Она словно не слышала его и снова позвала:
— Павел!
— Что, Марина?
— Не езди на встречу.
— Какую встречу?
— С самозванцем.
— Я никуда не собираюсь, Марина, — ответил он. Судья впервые видел его таким растерянным. — Ты же знаешь, что, возвращаясь на родину, я дал обещание не участвовать в политической жизни. А встреча с князем — политический акт. Знаешь, что я не делаю опрометчивых шагов. Спускайся вниз, Марина, и жди доктора.
А когда она исчезла под полом, и когда Павел сказал адъютанту: «В сущности, ведь это так. Я обязался отойти от всяких дел», и когда судья вскричал: «Но это глупость, господин Хадживранев, вы не имеете права дезертировать!» — тогда адъютант добавил: «Я уже говорил вам и могу напомнить, но…» Он осекся и взглянул на судью. Это «но» означало: «Для этого мы должны остаться одни».
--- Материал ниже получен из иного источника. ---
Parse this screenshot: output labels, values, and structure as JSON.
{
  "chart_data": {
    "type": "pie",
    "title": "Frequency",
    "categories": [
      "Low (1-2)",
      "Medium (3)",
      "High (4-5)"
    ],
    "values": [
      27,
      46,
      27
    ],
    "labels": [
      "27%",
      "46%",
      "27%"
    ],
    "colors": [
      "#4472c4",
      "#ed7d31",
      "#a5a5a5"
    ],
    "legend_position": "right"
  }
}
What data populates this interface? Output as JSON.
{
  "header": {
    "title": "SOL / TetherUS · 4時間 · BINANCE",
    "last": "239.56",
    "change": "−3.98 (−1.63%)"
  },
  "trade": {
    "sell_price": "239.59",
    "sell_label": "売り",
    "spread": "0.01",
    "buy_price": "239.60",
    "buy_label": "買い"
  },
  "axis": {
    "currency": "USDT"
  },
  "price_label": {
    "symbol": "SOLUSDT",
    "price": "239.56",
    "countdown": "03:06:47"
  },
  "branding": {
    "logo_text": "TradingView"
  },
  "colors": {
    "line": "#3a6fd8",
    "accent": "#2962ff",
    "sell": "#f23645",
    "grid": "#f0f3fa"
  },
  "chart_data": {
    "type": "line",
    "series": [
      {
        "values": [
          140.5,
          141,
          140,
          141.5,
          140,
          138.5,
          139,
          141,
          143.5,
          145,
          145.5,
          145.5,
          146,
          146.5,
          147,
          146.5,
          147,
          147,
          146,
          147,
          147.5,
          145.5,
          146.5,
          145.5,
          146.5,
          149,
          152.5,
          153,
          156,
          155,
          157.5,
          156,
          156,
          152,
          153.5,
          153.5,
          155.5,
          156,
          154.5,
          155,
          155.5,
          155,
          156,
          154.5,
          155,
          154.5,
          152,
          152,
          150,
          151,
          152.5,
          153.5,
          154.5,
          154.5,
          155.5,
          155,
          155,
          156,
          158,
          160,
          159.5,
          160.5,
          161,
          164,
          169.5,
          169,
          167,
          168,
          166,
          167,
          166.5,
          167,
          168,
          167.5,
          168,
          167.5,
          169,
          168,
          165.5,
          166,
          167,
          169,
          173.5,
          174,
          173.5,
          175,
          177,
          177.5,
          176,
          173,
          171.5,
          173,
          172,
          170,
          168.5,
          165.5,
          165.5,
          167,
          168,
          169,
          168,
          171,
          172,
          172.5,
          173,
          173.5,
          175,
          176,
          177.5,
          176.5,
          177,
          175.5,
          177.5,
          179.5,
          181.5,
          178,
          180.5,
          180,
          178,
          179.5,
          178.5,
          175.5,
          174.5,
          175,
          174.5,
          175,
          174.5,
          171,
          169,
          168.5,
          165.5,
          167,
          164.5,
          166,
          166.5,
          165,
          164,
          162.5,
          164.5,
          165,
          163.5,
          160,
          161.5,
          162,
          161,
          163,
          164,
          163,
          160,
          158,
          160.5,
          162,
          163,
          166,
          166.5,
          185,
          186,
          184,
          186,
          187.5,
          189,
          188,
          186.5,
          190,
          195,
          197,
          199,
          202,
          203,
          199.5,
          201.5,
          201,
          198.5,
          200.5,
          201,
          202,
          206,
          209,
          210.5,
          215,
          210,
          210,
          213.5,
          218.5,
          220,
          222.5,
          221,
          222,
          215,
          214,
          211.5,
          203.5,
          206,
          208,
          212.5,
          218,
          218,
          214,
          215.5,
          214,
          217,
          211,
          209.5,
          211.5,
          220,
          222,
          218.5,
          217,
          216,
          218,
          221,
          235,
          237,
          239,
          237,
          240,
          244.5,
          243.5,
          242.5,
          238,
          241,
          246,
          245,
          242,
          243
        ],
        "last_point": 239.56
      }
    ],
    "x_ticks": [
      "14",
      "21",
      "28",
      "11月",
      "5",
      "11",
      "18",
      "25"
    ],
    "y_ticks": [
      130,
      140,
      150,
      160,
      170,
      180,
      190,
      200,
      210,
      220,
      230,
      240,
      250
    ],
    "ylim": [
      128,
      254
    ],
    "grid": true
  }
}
В голосе его уже не было прежнего смущения, и в манере держаться тоже. Он уже не ждал ответа, а, заняв у окна место Хадживранева, повернулся к собеседникам спиной и, скрестив руки на груди, заговорил:
— Эта встреча с князем все равно состоится. Сами подумайте, разве он может вернуться отсюда ни с чем? Да еще вместе с журналистами и дипломатами? Да, да, с ним едут и дипломаты! Как вы себе это представляете? И так как от этого никуда не денешься, вам остается только подумать, что вы можете извлечь из этой встречи… А господин судья должен вернуться на мост. У него там свои дела. Им нужно подготовиться… Дело будет рассматриваться сегодня, господа. Высочайшая воля оглашена, и, следовательно, отмене не подлежит.
— Ерунда! — сказал Хадживранев. — Судить тех, кто спас корону от позора?